If A is success in life, then A equals x plus y plus z. Work is x; y is play; and z is keeping your mouth shut. — Albert EinsteinRewriting the above words in the form of an equation, we get:
A = x + y + z,where A = success, x = work, y = play, and z = (mouth shut).
We know the following two proverbs: (1) All work and no play makes Jack a dull boy. (2) Speech is silver, silence is golden.
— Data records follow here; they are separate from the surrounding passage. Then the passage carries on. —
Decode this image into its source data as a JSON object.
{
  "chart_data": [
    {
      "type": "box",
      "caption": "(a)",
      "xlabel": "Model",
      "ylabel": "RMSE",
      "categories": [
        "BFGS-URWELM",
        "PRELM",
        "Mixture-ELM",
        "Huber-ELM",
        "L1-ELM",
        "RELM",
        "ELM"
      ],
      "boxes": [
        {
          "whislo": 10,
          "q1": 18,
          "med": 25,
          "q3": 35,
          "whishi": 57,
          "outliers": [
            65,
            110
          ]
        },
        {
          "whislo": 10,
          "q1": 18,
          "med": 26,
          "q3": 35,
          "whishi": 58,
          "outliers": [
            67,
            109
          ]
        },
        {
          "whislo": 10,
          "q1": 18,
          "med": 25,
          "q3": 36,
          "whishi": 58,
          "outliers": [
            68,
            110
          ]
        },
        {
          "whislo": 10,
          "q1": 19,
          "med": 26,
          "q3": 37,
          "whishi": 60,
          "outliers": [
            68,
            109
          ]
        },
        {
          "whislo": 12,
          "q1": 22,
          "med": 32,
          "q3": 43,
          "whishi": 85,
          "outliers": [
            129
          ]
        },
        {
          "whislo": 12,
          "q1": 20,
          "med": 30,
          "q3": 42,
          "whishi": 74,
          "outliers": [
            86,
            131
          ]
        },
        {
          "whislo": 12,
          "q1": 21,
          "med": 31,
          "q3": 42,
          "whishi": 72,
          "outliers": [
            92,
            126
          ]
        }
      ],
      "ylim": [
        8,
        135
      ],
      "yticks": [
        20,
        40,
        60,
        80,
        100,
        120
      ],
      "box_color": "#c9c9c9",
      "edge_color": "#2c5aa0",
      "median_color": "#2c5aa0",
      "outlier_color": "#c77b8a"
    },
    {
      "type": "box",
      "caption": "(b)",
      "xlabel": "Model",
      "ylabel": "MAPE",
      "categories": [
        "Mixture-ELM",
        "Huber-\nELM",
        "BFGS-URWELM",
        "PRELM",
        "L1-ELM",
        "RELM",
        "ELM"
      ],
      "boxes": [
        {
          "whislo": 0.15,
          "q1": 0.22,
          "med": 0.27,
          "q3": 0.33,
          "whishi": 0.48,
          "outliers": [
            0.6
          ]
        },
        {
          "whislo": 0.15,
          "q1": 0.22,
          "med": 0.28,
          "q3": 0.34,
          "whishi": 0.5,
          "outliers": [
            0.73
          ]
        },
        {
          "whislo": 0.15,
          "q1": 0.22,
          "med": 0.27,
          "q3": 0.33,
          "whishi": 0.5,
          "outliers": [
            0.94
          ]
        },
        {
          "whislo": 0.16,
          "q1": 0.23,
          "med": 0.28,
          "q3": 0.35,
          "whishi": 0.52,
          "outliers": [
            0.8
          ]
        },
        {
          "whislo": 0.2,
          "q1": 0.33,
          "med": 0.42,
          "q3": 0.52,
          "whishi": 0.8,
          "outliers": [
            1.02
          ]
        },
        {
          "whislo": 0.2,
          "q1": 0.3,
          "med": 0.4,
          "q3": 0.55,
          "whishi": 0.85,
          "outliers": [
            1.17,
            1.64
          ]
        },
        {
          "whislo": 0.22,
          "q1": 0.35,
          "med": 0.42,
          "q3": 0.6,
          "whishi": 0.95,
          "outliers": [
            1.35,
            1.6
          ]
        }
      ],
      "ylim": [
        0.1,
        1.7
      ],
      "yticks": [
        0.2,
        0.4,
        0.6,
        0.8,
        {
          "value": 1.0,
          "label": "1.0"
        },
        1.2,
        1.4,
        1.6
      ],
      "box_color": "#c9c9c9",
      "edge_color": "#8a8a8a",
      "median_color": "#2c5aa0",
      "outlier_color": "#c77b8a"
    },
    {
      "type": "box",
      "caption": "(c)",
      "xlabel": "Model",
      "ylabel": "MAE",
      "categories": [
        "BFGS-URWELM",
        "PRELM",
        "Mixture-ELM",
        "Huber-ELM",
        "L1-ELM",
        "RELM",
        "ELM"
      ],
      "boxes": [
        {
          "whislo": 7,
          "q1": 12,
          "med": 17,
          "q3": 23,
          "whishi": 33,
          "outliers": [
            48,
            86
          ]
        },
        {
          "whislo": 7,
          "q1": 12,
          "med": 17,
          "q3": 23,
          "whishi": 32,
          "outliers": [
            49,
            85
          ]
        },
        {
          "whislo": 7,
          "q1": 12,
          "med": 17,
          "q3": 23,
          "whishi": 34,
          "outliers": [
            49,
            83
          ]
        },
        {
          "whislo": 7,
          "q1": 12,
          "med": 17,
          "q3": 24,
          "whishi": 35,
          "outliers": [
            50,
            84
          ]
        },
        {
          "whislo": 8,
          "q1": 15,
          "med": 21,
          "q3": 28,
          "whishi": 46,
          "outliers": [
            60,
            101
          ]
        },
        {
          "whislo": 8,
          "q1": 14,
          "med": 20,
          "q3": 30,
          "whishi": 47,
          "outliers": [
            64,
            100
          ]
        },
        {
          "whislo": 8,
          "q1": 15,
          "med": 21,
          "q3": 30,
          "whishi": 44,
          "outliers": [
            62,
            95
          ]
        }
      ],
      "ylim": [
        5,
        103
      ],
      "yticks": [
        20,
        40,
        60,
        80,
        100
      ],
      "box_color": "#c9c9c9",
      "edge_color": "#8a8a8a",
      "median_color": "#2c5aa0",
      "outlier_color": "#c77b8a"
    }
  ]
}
Einstein succeeded in unifying these proverbs into a single equation, though his quest for a unified theory of everything was too much ahead of time and fruitless.
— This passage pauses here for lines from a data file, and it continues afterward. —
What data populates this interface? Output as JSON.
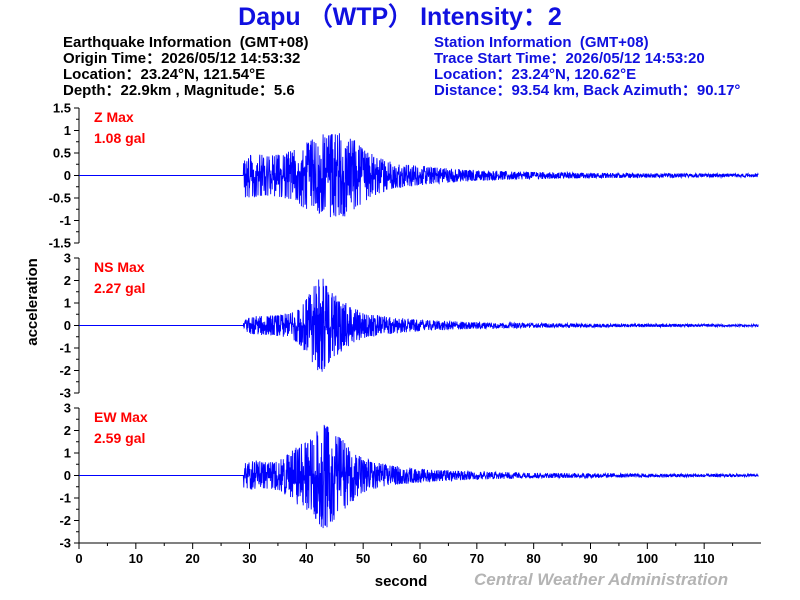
{
  "title": "Dapu （WTP） Intensity：2",
  "earthquake_info": {
    "header": "Earthquake Information  (GMT+08)",
    "origin_time": "Origin Time：2026/05/12 14:53:32",
    "location": "Location：23.24°N, 121.54°E",
    "depth_magnitude": "Depth：22.9km , Magnitude：5.6"
  },
  "station_info": {
    "header": "Station Information  (GMT+08)",
    "trace_start": "Trace Start Time：2026/05/12 14:53:20",
    "location": "Location：23.24°N, 120.62°E",
    "distance": "Distance：93.54 km, Back Azimuth：90.17°"
  },
  "footer": "Central Weather Administration",
  "colors": {
    "title": "#1010e0",
    "trace": "#0000ff",
    "max_label": "#ff0000",
    "footer": "#b4b4b4"
  },
  "chart_data": {
    "type": "line",
    "xlabel": "second",
    "ylabel": "acceleration",
    "xlim": [
      0,
      120
    ],
    "x_ticks": [
      "0",
      "10",
      "20",
      "30",
      "40",
      "50",
      "60",
      "70",
      "80",
      "90",
      "100",
      "110"
    ],
    "panels": [
      {
        "component": "Z",
        "max_label": "Z Max",
        "max_value": "1.08 gal",
        "peak": 1.08,
        "ylim": [
          -1.5,
          1.5
        ],
        "y_ticks": [
          "1.5",
          "1",
          "0.5",
          "0",
          "-0.5",
          "-1",
          "-1.5"
        ],
        "envelope": [
          [
            0,
            0
          ],
          [
            28.9,
            0
          ],
          [
            29,
            0.5
          ],
          [
            30,
            0.5
          ],
          [
            33,
            0.45
          ],
          [
            36,
            0.5
          ],
          [
            38,
            0.6
          ],
          [
            40,
            0.75
          ],
          [
            42,
            0.85
          ],
          [
            44,
            1.0
          ],
          [
            45,
            1.05
          ],
          [
            46,
            0.95
          ],
          [
            48,
            0.85
          ],
          [
            50,
            0.6
          ],
          [
            52,
            0.45
          ],
          [
            55,
            0.3
          ],
          [
            60,
            0.22
          ],
          [
            65,
            0.16
          ],
          [
            70,
            0.12
          ],
          [
            80,
            0.08
          ],
          [
            90,
            0.06
          ],
          [
            100,
            0.05
          ],
          [
            110,
            0.04
          ],
          [
            119,
            0.04
          ]
        ]
      },
      {
        "component": "NS",
        "max_label": "NS Max",
        "max_value": "2.27 gal",
        "peak": 2.27,
        "ylim": [
          -3,
          3
        ],
        "y_ticks": [
          "3",
          "2",
          "1",
          "0",
          "-1",
          "-2",
          "-3"
        ],
        "envelope": [
          [
            0,
            0
          ],
          [
            28.9,
            0
          ],
          [
            29,
            0.2
          ],
          [
            30,
            0.4
          ],
          [
            34,
            0.45
          ],
          [
            37,
            0.55
          ],
          [
            39,
            0.9
          ],
          [
            41,
            1.6
          ],
          [
            42,
            2.25
          ],
          [
            43,
            2.1
          ],
          [
            44,
            1.7
          ],
          [
            46,
            1.2
          ],
          [
            48,
            0.8
          ],
          [
            50,
            0.6
          ],
          [
            54,
            0.4
          ],
          [
            60,
            0.25
          ],
          [
            70,
            0.15
          ],
          [
            80,
            0.1
          ],
          [
            100,
            0.07
          ],
          [
            119,
            0.05
          ]
        ]
      },
      {
        "component": "EW",
        "max_label": "EW Max",
        "max_value": "2.59 gal",
        "peak": 2.59,
        "ylim": [
          -3,
          3
        ],
        "y_ticks": [
          "3",
          "2",
          "1",
          "0",
          "-1",
          "-2",
          "-3"
        ],
        "envelope": [
          [
            0,
            0
          ],
          [
            28.9,
            0
          ],
          [
            29,
            0.6
          ],
          [
            31,
            0.7
          ],
          [
            34,
            0.6
          ],
          [
            36,
            0.8
          ],
          [
            38,
            1.2
          ],
          [
            40,
            1.6
          ],
          [
            42,
            2.0
          ],
          [
            43,
            2.55
          ],
          [
            44,
            2.2
          ],
          [
            46,
            1.7
          ],
          [
            48,
            1.2
          ],
          [
            50,
            0.8
          ],
          [
            52,
            0.6
          ],
          [
            55,
            0.45
          ],
          [
            60,
            0.3
          ],
          [
            70,
            0.18
          ],
          [
            80,
            0.12
          ],
          [
            100,
            0.08
          ],
          [
            119,
            0.06
          ]
        ]
      }
    ]
  }
}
I have learned the above words of Einstein from Ref. 1, but do not find them at least in the original edition I have of Ref. 2.
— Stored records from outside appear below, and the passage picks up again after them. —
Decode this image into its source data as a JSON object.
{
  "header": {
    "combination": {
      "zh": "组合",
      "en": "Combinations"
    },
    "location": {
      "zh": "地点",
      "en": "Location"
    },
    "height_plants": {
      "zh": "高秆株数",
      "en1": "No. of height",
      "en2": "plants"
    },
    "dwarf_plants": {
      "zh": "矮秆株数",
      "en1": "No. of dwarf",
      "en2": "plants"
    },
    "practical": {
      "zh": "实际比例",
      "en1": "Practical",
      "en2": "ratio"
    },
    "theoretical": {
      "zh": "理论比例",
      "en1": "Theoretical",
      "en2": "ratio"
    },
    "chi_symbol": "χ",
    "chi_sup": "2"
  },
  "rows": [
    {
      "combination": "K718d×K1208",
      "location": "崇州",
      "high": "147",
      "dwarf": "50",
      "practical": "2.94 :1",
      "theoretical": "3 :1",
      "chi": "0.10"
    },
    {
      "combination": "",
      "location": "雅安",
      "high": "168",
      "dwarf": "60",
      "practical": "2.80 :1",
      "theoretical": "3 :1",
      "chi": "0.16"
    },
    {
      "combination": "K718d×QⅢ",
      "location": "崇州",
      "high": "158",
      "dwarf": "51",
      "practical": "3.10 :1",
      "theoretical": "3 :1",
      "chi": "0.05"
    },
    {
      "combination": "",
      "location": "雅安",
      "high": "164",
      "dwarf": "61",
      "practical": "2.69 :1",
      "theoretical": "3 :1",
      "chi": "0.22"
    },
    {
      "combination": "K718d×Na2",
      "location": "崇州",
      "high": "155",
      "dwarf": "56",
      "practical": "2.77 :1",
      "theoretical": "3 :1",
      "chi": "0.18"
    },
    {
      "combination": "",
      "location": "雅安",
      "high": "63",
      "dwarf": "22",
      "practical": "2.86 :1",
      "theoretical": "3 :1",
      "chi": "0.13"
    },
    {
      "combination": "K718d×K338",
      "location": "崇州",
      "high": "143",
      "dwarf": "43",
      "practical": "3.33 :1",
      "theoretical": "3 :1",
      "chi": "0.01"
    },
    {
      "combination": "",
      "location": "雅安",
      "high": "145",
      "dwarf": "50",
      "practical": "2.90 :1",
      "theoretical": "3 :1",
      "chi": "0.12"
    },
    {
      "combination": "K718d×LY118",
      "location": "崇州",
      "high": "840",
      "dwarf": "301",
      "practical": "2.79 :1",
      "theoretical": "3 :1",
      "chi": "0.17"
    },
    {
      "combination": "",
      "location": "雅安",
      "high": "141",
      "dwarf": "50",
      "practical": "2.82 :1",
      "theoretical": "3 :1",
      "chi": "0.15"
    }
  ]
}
Note added later: The source of Einstein's words given here is described in Ref. 3 as follows:
Said to Samuel J Woolf, Berlin, Summer 1929. Cited with additional notes in The Ultimate Quotable Einstein by Alice Calaprice and Freeman Dyson, Princeton UP (2010) p 230.
References
- RSICC Newsletter, No. 486, Radiation Safety Information Computational Center, Oak Ridge National Laboratory, Oak Ridge, Tennessee, U.S.A. (August 2005).
- A. Calaprice, ed., The New Quotable Einstein (Princeton University Press, Princeton, 2005; the original edition The Quotable Einstein published in 1996).
- "Albert Einstein," Wikiquote, at the end of "1920s" (14 January 2012, at 18:41).